When Margaret pulled the envelope from her pocket, Tidsy set her plate on the table and opened it. She studied the green and yellow sheets while Jill explained her theory that Kevin had mailed them to get them out of the killer’s hands.
“Plausible,” Tidsy said. “Quite plausible. Now, to figure out just what was going on.”
“Neither of us knows anything about accounting or keeping books,” Jill said. “But I have a feeling you can tell us what’s going on.”
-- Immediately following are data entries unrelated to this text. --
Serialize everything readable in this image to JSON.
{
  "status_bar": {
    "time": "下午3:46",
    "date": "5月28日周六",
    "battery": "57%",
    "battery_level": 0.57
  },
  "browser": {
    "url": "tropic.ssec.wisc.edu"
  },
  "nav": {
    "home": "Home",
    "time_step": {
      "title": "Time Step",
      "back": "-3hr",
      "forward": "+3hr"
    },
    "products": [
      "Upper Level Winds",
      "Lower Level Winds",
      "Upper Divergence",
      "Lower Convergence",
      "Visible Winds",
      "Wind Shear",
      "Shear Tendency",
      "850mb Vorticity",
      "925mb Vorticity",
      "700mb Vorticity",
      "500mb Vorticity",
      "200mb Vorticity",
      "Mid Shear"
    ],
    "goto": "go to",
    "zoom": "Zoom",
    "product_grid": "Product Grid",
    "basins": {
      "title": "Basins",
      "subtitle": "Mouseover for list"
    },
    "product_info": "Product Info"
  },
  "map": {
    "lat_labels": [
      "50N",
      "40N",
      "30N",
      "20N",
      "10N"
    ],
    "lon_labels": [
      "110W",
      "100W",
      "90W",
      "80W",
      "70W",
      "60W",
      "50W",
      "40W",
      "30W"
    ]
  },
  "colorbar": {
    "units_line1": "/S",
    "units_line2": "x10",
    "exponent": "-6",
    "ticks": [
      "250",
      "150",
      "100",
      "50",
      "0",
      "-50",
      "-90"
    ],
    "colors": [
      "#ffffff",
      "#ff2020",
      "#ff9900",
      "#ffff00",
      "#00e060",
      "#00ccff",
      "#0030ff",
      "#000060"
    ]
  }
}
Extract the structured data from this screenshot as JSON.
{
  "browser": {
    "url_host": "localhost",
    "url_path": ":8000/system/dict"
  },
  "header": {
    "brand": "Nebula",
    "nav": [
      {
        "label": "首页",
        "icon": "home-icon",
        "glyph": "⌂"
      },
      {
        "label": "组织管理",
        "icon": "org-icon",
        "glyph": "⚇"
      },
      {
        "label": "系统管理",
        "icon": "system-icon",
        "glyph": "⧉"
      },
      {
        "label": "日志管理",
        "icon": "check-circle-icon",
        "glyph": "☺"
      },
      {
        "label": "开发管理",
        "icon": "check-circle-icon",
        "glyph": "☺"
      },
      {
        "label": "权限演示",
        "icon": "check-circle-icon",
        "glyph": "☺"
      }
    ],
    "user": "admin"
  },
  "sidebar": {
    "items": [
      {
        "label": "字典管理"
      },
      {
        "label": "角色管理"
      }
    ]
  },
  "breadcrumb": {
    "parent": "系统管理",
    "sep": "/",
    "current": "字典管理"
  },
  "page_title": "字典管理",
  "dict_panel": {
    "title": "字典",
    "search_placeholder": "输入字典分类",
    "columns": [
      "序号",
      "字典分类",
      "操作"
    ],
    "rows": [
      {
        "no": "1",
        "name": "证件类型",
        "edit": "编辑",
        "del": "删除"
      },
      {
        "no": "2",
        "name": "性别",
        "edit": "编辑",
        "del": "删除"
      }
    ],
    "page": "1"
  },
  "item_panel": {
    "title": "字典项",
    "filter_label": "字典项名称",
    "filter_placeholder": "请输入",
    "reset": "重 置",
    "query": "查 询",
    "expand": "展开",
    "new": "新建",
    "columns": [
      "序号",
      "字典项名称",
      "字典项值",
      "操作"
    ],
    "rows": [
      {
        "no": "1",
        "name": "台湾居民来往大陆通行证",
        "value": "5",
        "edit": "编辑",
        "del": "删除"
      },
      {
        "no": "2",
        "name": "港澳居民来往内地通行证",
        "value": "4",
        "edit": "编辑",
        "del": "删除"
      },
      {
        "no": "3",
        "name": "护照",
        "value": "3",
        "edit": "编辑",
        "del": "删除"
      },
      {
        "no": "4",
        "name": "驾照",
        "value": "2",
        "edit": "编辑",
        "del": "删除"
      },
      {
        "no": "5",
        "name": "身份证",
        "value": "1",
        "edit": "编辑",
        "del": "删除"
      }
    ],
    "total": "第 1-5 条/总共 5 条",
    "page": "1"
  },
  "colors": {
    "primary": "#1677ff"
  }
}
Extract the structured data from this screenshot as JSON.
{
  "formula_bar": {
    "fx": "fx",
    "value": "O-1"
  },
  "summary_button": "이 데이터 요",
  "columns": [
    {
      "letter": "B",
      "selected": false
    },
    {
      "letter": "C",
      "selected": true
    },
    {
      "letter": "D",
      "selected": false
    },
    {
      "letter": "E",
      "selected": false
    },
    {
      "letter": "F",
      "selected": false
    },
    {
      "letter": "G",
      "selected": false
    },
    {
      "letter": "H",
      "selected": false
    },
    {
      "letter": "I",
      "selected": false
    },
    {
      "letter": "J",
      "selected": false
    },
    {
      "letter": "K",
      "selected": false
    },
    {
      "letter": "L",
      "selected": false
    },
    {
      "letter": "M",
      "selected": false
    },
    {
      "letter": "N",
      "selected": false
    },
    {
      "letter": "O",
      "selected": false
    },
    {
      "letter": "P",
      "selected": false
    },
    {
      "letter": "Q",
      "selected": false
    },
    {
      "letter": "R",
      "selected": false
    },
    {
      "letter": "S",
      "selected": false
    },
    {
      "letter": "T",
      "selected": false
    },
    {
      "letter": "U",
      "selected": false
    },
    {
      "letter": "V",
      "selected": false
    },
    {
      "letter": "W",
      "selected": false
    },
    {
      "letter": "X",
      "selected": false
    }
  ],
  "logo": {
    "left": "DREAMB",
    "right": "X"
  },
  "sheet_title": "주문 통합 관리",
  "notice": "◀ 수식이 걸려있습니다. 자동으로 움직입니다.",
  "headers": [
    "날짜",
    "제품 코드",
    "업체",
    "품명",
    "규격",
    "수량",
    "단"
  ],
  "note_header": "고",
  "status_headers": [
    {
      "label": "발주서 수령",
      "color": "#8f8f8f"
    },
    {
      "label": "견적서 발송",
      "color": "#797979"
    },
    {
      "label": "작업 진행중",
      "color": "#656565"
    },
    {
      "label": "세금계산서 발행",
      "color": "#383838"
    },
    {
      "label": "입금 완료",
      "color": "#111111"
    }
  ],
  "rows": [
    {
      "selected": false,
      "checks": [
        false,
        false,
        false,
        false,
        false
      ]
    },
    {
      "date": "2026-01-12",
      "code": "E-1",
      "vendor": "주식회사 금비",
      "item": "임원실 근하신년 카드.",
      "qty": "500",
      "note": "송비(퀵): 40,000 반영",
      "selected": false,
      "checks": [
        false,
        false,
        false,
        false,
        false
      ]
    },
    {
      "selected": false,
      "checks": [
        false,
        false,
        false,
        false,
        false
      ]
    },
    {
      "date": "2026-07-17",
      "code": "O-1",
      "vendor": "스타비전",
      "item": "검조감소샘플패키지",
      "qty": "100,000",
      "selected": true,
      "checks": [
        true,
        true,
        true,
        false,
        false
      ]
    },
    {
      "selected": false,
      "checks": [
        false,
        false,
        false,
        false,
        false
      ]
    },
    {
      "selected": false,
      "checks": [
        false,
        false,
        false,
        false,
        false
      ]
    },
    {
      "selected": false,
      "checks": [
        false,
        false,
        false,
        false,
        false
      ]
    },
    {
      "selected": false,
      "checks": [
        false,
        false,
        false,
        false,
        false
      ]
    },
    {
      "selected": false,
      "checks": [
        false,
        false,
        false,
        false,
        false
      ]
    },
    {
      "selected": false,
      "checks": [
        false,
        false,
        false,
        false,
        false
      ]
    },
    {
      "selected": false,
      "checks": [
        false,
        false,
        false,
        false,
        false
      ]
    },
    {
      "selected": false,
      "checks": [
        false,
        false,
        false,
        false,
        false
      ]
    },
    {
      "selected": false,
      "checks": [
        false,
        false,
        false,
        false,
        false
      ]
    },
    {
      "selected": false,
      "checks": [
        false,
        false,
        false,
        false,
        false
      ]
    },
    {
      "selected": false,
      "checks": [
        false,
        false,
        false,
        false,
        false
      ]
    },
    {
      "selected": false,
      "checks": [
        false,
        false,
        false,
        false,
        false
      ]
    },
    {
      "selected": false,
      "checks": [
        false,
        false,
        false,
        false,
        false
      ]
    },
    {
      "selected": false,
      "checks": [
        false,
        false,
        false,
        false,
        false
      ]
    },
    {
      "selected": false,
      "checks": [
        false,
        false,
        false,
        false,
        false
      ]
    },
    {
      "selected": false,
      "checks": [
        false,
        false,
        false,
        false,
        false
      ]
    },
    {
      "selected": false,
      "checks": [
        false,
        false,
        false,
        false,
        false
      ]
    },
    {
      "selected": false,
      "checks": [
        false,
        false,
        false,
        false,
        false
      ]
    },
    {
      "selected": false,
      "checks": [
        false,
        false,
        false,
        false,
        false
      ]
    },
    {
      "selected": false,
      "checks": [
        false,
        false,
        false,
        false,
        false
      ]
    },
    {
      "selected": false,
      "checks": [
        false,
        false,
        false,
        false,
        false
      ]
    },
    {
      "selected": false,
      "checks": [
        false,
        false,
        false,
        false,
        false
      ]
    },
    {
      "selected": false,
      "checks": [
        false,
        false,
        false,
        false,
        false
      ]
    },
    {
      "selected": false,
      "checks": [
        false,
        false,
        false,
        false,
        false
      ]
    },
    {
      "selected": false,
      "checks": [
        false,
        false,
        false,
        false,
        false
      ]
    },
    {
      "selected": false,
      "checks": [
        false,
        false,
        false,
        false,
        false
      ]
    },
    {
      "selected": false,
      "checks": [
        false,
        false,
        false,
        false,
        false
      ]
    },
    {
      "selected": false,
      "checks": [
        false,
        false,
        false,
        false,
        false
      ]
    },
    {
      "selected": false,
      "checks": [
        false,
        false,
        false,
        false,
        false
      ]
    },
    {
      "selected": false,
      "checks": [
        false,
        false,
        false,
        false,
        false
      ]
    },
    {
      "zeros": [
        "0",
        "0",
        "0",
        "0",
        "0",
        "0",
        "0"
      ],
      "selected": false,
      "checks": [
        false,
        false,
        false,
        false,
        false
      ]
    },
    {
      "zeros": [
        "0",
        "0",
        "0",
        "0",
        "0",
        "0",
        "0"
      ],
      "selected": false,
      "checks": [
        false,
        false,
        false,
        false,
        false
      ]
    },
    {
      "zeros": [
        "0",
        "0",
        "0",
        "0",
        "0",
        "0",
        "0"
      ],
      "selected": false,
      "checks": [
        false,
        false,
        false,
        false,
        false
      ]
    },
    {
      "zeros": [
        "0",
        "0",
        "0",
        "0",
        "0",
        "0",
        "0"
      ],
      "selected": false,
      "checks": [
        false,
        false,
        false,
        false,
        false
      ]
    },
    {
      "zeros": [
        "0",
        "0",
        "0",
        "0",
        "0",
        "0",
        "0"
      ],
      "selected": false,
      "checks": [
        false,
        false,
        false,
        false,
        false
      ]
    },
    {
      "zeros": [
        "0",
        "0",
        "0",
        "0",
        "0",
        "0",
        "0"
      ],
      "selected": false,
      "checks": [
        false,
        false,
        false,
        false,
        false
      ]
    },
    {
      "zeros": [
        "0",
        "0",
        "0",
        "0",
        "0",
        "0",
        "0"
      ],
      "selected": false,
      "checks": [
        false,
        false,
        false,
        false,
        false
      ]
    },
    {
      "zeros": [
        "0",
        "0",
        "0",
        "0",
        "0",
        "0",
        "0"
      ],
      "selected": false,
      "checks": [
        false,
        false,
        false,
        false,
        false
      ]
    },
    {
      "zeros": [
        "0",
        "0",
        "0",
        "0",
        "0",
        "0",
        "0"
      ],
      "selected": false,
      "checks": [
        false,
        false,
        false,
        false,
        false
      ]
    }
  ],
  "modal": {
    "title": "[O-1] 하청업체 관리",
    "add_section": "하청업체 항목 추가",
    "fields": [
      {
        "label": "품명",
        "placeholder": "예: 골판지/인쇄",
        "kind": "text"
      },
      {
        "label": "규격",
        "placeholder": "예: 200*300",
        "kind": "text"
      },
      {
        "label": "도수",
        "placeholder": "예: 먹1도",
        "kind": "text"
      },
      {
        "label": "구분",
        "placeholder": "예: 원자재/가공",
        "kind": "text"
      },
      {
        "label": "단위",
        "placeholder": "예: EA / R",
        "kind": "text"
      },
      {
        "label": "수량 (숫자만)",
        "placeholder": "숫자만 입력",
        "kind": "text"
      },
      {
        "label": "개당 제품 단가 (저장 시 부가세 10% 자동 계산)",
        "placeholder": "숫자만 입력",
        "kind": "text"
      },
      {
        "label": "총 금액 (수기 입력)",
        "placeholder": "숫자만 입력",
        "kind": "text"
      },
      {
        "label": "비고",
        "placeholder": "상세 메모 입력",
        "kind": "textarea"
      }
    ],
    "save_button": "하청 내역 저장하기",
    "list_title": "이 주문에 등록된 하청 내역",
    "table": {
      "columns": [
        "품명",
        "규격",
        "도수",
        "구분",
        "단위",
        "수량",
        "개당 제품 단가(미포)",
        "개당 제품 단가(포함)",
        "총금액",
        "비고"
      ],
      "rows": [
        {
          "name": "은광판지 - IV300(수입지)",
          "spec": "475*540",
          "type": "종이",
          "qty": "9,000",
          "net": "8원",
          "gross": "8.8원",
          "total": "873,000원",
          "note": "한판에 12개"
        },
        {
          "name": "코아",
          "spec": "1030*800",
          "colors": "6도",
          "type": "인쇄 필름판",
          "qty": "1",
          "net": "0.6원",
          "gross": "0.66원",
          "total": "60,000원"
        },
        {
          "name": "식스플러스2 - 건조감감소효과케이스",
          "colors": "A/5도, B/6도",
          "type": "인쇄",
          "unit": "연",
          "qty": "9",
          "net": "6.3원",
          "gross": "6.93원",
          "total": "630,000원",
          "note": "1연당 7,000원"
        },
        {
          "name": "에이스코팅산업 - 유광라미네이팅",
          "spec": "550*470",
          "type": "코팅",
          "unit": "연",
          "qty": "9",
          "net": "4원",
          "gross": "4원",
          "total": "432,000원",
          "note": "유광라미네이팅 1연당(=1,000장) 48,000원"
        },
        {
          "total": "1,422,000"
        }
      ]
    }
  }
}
Tidsy smiled. She folded the papers and put them back in the envelope. “I have some passing familiarity with numbers, gained during my days in Washington.” She frequently called herself a “government girl,” never giving any details of what she’d done in the service of her country, but Jill knew that the older woman had worked for the Office of Strategic Services, the OSS. She had a feeling Tidsy’s participation in the war effort had involved more than typing and filing.
“I’m leaving on a run tomorrow,” Jill said. “I’ll be back from Chicago next Saturday.”
Tidsy put the letter in her red handbag and reached for her scotch. “I’ll look these over and we can confer when you get back.”
Chapter Nineteen
This is silly, Jill thought. I might as well go to bed.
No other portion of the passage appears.